L’affaire Bouvier-Rybolovlev devant la justice jeudi

Monaco Le conflit opposant Yves Bouvier à l’oligarque russe Dmitri Rybolovlev, qui accuse le Genevois d’escroquerie, sera arbitré à huis clos, jeudi, devant un tribunal de Monaco.

Yves Bouvier, qui a fourni une fabuleuse collection de tableaux de maîtres au richissime président russe de l’AS Monaco Dmitri Rybolovlev, peut-il échapper à sa mise en examen en février par la justice monégasque pour escroqueries ? Sa défense plaidera jeudi à Monaco la « nullité de la procédure ». L’homme d’affaires genevois a négocié 37 œuvres d’art d’exception pour un montant de 2 milliards de dollars pour le Russe, via deux sociétés offshore appartenant aux filles du milliardaire. Jusqu’à la brutale rupture entre les deux hommes au bout de onze ans.

Bouvier prétend avoir été attiré à Monaco dans un guet-apens par l’oligarque, le 25 février 2015. Attendu par la police monégasque, il a été mis en examen deux jours plus tard pour « escroqueries » et « complicité de blanchiment ». Le Genevois avait été laissé libre contre une caution de 10 millions d’euros, finalement ramenée à 7,5 millions (plus de 8 millions de francs).

Huis clos

Son avocat parisien Me Francis Szpiner, ira au combat jeudi en présentant à huis clos sa « requête en nullité de procédure » devant la Chambre du conseil de la Cour d’appel de Monaco (chargée d’examiner les décisions des juges d’instruction). Il sera secondé par François Baroin, qui troque pour l’occasion son écharpe de maire de Troyes pour sa robe d’avocat. La décision sera mise en délibéré.

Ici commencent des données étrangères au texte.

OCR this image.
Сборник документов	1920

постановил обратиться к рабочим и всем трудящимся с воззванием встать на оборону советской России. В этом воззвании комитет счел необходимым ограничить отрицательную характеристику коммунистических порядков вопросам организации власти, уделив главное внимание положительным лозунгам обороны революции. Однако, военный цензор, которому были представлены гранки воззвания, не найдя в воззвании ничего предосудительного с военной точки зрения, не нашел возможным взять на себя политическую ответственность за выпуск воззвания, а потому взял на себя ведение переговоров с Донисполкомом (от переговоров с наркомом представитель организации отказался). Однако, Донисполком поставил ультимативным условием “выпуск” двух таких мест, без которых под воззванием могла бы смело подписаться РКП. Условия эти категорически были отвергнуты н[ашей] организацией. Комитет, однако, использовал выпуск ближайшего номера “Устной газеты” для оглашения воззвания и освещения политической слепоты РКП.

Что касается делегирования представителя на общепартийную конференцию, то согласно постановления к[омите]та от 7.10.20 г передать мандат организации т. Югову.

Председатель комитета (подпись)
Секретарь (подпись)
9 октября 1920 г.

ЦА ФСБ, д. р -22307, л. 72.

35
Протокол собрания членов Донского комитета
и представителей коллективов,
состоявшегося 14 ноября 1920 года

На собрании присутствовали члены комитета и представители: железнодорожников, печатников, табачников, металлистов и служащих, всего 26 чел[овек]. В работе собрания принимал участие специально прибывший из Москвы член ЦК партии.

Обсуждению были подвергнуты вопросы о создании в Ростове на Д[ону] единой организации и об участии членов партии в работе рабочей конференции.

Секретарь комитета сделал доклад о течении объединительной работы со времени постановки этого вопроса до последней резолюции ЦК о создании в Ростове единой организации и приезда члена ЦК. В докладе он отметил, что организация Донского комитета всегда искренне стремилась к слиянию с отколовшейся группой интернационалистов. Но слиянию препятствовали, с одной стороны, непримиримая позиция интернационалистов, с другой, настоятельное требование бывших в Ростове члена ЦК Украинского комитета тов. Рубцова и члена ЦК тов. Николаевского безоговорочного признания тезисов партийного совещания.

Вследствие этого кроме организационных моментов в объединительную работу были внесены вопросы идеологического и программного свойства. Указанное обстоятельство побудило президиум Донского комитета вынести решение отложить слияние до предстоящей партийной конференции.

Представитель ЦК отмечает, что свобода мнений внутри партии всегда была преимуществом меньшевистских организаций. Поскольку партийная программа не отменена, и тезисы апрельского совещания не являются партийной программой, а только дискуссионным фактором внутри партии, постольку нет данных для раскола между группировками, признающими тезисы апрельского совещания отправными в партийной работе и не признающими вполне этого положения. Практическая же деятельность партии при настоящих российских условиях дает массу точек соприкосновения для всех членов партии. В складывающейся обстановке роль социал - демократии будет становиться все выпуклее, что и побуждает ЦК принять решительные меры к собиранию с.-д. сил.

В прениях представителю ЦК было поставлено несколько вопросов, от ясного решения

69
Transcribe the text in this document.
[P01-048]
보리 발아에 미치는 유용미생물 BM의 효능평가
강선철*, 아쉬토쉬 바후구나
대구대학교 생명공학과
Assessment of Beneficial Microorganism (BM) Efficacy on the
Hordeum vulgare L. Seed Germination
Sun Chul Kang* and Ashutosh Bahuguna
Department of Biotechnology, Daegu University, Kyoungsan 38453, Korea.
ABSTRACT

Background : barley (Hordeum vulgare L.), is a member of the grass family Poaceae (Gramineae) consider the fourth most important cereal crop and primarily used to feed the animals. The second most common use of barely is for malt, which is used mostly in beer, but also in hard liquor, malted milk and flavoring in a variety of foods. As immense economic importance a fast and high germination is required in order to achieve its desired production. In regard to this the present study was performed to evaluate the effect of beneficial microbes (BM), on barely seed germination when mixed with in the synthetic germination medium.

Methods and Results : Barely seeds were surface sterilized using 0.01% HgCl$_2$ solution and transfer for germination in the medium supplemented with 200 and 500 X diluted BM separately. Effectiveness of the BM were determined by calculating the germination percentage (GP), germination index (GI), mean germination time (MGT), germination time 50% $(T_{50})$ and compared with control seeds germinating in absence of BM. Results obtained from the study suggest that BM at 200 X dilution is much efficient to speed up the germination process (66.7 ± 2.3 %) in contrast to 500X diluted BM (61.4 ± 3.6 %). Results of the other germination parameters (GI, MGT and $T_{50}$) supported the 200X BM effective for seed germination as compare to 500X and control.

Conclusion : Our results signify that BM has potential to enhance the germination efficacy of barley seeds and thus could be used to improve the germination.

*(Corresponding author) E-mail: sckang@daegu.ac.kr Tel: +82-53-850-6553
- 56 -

Me Szpiner entend dénoncer « une enquête préliminaire, empreinte de partialité, qui est un scandale judiciaire ». « L’enquête a été faite avec un parti pris systématique » en faveur du président de l’AS Monaco, assène-t-il en parlant d’un « empressement confinant à la servilité ». « La crédibilité de la justice monégasque est entre les mains des magistrats de la Cour d’appel », insiste l’avocat. En face, la défense du Russe, chapeautée par Me Tetiana Bersheda, dénonce une pure « manœuvre judiciaire » pour éviter le fond du dossier.

Une toile de Modigliani

C’est une bombe qui avait explosé le 31 décembre 2014, lors d’un dîner entre Dmitri Rybolovlev et un consultant d’art new-yorkais. Ce dernier lui parle d’un tableau de Modigliani cédé par un Américain pour 93,4 millions de dollars, raconte le clan du Russe.

Or Rybolovlev sait qu’il a acquis anonymement cette même œuvre, « Nu couché au coussin bleu », pour 118 millions de dollars, par l’entremise de Bouvier (prix incluant sa commission de 2%). D’autres tableaux seront évoqués. Le 8 janvier, Rybolovlev déposera une plainte à Monaco pour faux en écriture et escroqueries.

Commissions secrètes

Yves Bouvier, patron de Natural Le Coultre et principal utilisateur des Ports-Francs à Genève, avait rencontré Rybolovlev en 2003 lorsque l’oligarque vivait encore en Suisse. Il a été introduit par Tania Rappo, épouse bulgare du dentiste du couple Rybolovlev, également marraine de leur fille cadette. Pour la remercier, Bouvier lui versera des commissions secrètes pour chaque tableau vendu, ce qui vaudra à la désormais résidente monégasque d’être mise en examen en février à Monaco pour « blanchiment ».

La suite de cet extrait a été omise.